Energy-efficiency control of two-stage two-load-demand refrigeration cycles

• Autores: José Enrique Alonso Alfaya
• Directores de la Tesis: Manuel Gil Ortega Linares (dir. tes.), Francisco Rodríguez Rubio (dir. tes.)
• Lectura: En la Universidad de Sevilla ( España ) en 2018
• Idioma: español
• Número de páginas: 186
• Tribunal Calificador de la Tesis: Fernando Morilla García (presid.), Luis Fernando Castaño Castaño (secret.), Manuel Berenguel Soria (voc.), Manuel Vargas Villanueva (voc.), João Manuel Lage de Miranda Lemos (voc.)
• Programa de doctorado: Programa de Doctorado en Ingeniería Automática, Electrónica y de Telecomunicación por la Universidad de Sevilla
• Materias:
  • Ciencias tecnológicas
    • Tecnología de la instrumentación
      • Ingeniería de control
    • Tecnología e ingeniería mecánicas
      • Equipo de refrigeración
    • Procesos tecnológicos
      • Refrigeración
• Enlaces
  • Tesis en acceso abierto en: Idus
• Resumen

  • Refrigeration systems based on vapor compression are the most extended method for cooling and freezing generation. Nowadays, this process has been spread out over the world, and in many difference fields, such as supermarket, human acclimatization, or even cars and computers. These facts, connected to large energy consumptions and increasing of fossil source scarcity entails the necessity to study these cycles and to optimize control.

    This Thesis addresses the study, control, optimization and experimentation of vapor compression refrigerant cycles with up to two compression stages and two load demands from an energy-efficiency point of view.

    The one-compression-stage two-load-demand configuration is generally extended in any commercial domestic refrigerator. Talking about industrial, several food companies required the control of their products at specific different temperatures, where this configuration plays an important role. Two-compressor two-load-demand configuration is less habitual but its optimization allows to reduce compressor dimensions while the thermal demands can be satisfied. This leads to increase safe energy and improve management capacity of the refrigerant powers required.

    An experimental plant used as testbed is available for control, optimization and identification. It is configurable using up to two evaporators and up to two compressor. Air-cooled or water-cooled condenser can be selected and two tanks within a thermal resistance that simulates the secondary load demand are available to work at cooling and freezing temperatures. Although modeling, optimization and control are oriented to this experimental plant, methodology can be extended to others, experimental or commercial plants. More details about it are exposed, in addition to some technical information.

    Understand the system dynamics is essential to improve the energy efficiency. Static models of each element involved in the cycle have been selected considering the experimentalplant components but for the condenser, which has been dynamically modeled since its responses are one order of magnitude lower than the others. Furthermore, iterative procedures have been designed and successfully tested for both configuration. Talking of the secondary circuits, tank dynamics have also been modeled for both temperature level considering experimental design.

    Regarding the system identification, compressor and expansion valve parameters have been identified by mean of least square method, while a novel identification methodology has been proposed for evaporator and condenser based on static relationships between heat-transfer coefficients.

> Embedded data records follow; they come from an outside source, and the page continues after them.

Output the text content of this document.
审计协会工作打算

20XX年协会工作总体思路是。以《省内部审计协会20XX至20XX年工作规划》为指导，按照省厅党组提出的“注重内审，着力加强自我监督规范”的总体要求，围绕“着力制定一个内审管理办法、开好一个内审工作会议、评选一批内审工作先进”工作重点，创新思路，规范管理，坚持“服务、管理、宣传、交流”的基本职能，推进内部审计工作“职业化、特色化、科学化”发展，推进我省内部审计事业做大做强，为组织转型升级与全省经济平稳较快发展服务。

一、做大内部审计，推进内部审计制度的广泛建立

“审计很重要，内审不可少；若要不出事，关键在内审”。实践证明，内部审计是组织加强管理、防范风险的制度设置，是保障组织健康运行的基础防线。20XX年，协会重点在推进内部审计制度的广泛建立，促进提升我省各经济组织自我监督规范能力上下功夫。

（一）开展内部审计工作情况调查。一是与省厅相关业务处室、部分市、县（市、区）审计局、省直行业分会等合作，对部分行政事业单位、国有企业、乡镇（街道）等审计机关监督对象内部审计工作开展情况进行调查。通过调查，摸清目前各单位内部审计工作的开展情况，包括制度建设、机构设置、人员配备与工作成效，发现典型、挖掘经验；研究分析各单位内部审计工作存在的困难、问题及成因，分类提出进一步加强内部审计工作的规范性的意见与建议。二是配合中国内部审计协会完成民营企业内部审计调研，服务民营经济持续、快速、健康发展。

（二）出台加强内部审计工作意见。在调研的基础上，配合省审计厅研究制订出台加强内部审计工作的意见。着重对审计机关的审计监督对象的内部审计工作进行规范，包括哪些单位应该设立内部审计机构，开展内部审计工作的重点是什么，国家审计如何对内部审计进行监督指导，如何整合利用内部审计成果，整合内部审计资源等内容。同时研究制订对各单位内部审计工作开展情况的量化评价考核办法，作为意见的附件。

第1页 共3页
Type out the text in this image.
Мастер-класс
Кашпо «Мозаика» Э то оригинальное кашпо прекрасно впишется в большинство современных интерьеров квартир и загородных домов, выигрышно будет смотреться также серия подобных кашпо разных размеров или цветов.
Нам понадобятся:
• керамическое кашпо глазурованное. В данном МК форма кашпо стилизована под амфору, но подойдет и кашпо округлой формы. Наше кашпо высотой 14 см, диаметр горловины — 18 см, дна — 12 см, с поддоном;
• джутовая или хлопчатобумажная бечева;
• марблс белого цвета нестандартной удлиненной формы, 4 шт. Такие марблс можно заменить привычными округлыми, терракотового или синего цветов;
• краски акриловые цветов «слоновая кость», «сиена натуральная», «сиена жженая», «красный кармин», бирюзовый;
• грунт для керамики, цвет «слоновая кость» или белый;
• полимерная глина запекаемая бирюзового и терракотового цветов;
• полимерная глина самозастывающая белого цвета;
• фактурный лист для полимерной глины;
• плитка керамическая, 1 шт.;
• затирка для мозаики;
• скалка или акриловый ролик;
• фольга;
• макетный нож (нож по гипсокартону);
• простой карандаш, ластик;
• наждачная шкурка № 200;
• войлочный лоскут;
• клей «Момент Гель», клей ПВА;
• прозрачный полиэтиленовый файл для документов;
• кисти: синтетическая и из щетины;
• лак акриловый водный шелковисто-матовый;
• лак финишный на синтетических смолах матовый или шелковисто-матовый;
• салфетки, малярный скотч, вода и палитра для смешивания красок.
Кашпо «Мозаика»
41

Global validation has been done for the one-compressor twoload-demand configuration. Finally, the secondary tanks are studied and identified.

    Robust control has been designed for one-compressor one-load-demand configuration considering several operation points. Controllability analysis is carried out to know system constraints. Reference-tracking and disturbance-rejection comparisons between robust, PID and model predictive controllers are done, revealing that the robust control show better performance.

    Optimal operation of refrigeration cycles are a key point for energy efficiency. Optimization search based on the Coefficient of Performance and iterative procedures for both vapor-compression-cycle configurations have been developed and studied for large cooling and freezing power ranges. The one-compression two-load demand shows a smooth optimal maps where COP presents a great performance while the main compressor keeps at the lower speed possible. The two-stage two-load-demand configuration exhibit complex maps that depend on the constraints satisfied at each pair of thermal power required.